Estudiantes de Geografía Económica  la UCV entrevistan a los agricultores en plena cosecha.

Reflexión sobre La Riqueza y el Medio Rural.

En Línea de los artículos de éste espacio para El Progreso y La Razón hacemos una reflexión que surge de una clase en la que el Profesor analizaba con sus estudiantes: Quién es realmente pobre  y quién es realmente rico. ¿El Campesino o el Citadino?…

En la relación Hombre – Naturaleza el equilibrio surge cuando tiene que construir su propia red de servicios: el agua, desde el bombeo hasta su almacenamiento es un proceso sustentable. El hombre en el medio natural sabe que si contamina el agua se perjudica. Sabe que aprovecharla al máximo para su consumo y para los cultivos es un asunto vital, así mismo está sujeto a los cambios astronómicos del clima en los países templados, o a los periodos de sequía como en nuestro caso en el trópico. El agua potable es siempre un bien escaso y preciado que requiere de un uso racional.

Estudiantes de Geografía de la UCV toman registro de las actividades del medio Rural.
Hoyo de la Cumbre. Parque Nacional Waraira Repano. Estudiantes de Geografía de la EAC-UCV toman registro de las actividades de regadío.

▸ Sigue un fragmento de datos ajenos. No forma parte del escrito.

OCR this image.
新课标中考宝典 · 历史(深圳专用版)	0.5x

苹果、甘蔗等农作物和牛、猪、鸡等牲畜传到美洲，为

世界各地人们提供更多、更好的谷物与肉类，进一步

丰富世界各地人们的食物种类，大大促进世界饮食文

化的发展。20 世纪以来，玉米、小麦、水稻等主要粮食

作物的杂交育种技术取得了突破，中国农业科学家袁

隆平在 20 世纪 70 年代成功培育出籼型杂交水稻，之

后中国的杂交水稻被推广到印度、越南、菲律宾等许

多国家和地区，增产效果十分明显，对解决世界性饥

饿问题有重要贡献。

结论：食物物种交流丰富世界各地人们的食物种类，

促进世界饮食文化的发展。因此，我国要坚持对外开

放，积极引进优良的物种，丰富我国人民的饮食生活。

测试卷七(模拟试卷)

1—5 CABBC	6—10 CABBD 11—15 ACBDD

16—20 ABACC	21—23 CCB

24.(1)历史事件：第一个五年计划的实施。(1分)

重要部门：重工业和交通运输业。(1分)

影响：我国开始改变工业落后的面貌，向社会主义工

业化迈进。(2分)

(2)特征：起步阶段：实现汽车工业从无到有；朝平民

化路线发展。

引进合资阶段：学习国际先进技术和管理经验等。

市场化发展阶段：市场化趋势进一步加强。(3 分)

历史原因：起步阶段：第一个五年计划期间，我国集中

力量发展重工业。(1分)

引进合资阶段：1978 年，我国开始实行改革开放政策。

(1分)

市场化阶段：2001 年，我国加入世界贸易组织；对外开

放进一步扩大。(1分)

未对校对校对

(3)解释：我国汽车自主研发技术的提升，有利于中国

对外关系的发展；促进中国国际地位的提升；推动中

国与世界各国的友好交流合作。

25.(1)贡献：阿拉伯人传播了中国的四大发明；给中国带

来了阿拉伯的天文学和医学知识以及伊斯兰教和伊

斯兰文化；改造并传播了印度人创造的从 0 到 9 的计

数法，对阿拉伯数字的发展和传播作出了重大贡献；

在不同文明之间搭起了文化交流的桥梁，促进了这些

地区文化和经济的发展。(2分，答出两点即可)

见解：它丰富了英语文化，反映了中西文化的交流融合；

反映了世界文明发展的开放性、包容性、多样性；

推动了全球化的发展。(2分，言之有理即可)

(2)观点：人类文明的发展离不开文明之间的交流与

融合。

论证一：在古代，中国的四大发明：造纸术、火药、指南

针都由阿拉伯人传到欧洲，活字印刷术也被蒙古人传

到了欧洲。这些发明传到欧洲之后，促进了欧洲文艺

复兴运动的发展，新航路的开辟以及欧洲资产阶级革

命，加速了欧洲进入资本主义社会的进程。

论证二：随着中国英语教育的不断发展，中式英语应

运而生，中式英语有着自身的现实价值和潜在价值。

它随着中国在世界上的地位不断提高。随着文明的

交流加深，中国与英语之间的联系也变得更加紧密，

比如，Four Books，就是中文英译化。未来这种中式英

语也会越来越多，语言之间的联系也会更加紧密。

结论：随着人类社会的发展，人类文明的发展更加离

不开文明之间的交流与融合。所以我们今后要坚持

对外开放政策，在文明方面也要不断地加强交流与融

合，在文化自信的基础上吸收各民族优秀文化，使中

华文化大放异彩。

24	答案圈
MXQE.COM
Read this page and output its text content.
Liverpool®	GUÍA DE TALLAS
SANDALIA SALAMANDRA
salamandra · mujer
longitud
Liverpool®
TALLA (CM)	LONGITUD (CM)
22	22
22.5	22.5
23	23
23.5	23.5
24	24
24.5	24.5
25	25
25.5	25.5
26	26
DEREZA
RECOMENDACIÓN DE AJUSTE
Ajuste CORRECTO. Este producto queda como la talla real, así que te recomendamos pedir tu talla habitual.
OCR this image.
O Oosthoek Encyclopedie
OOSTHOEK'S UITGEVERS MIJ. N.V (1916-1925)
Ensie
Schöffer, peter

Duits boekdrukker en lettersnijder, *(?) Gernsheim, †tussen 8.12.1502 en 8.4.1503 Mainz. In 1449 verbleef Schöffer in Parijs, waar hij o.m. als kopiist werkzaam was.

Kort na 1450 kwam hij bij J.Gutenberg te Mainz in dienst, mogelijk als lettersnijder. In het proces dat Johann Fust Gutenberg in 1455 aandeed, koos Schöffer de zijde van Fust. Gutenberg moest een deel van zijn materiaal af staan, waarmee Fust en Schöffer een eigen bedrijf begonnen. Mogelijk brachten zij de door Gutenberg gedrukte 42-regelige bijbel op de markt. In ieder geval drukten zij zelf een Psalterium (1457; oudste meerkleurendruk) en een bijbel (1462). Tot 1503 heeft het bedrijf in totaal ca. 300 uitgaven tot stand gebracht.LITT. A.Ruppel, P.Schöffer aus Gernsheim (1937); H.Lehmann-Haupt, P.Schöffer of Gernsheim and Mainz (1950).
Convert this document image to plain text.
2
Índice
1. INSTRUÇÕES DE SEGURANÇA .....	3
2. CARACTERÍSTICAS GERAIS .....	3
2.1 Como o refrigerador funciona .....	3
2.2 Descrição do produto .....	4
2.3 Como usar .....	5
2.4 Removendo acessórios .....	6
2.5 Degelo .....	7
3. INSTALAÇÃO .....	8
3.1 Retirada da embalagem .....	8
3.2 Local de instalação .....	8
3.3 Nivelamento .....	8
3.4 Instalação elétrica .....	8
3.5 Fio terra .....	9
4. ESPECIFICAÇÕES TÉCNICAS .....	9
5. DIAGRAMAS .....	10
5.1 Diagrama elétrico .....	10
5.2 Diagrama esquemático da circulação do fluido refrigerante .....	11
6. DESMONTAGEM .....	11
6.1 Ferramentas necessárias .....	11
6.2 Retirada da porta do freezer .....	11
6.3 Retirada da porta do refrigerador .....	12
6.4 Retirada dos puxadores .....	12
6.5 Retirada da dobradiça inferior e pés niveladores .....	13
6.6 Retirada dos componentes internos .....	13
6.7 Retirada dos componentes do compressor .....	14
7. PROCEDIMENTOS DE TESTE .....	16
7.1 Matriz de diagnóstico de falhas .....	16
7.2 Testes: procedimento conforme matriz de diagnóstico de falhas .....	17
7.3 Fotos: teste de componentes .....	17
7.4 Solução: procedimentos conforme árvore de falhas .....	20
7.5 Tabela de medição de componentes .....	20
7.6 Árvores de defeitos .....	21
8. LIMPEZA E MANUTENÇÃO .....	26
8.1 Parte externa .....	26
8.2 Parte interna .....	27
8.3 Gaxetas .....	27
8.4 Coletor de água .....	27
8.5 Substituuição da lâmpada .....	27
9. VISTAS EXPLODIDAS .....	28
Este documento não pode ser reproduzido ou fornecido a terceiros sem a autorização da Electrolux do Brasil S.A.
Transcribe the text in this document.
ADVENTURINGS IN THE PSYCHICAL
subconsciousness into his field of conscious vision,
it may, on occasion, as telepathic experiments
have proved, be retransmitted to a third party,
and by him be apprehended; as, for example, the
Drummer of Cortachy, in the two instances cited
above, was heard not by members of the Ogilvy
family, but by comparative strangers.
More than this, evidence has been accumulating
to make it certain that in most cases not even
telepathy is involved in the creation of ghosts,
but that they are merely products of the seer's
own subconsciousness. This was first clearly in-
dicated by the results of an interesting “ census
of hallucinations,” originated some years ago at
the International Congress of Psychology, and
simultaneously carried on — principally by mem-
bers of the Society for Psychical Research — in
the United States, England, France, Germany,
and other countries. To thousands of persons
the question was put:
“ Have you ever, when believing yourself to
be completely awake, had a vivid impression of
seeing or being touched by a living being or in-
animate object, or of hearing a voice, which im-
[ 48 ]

Eso solo para citar solo un ejemplo del consumo racional y sustentable que practica el campesino. Así mismo los espacios rurales tienen que protegerse porque son la fuente fundamental de sustento de los alimentos básicos que todos necesitamos. Como bien consideraron los fisiócratas del siglo XVIII la tierra es la fuente principal y la base de riqueza porque de ella sale todo lo que el hombre consume y necesita. Por eso cada unidad productiva agrícola, tanto las grandes como las pequeñas representan una visión del hombre y su medio en contacto con la tierra, con el medio natural, con la verdadera riqueza que es la agricultura.

Cuando el hombre se encierra en las ciudades se aparta del medio natural olvidando los cultivos donde en un principio supo aprovechar todos los recursos que tiene a su alcance, cambiándolo por un esquema de consumo irracional.

Estudiantes de Geografía Económica la UCV entrevistan a los agricultores en plena cosecha.
Estudiantes de Geografía Económica de la EAC -UCV entrevistan agricultores en plena cosecha.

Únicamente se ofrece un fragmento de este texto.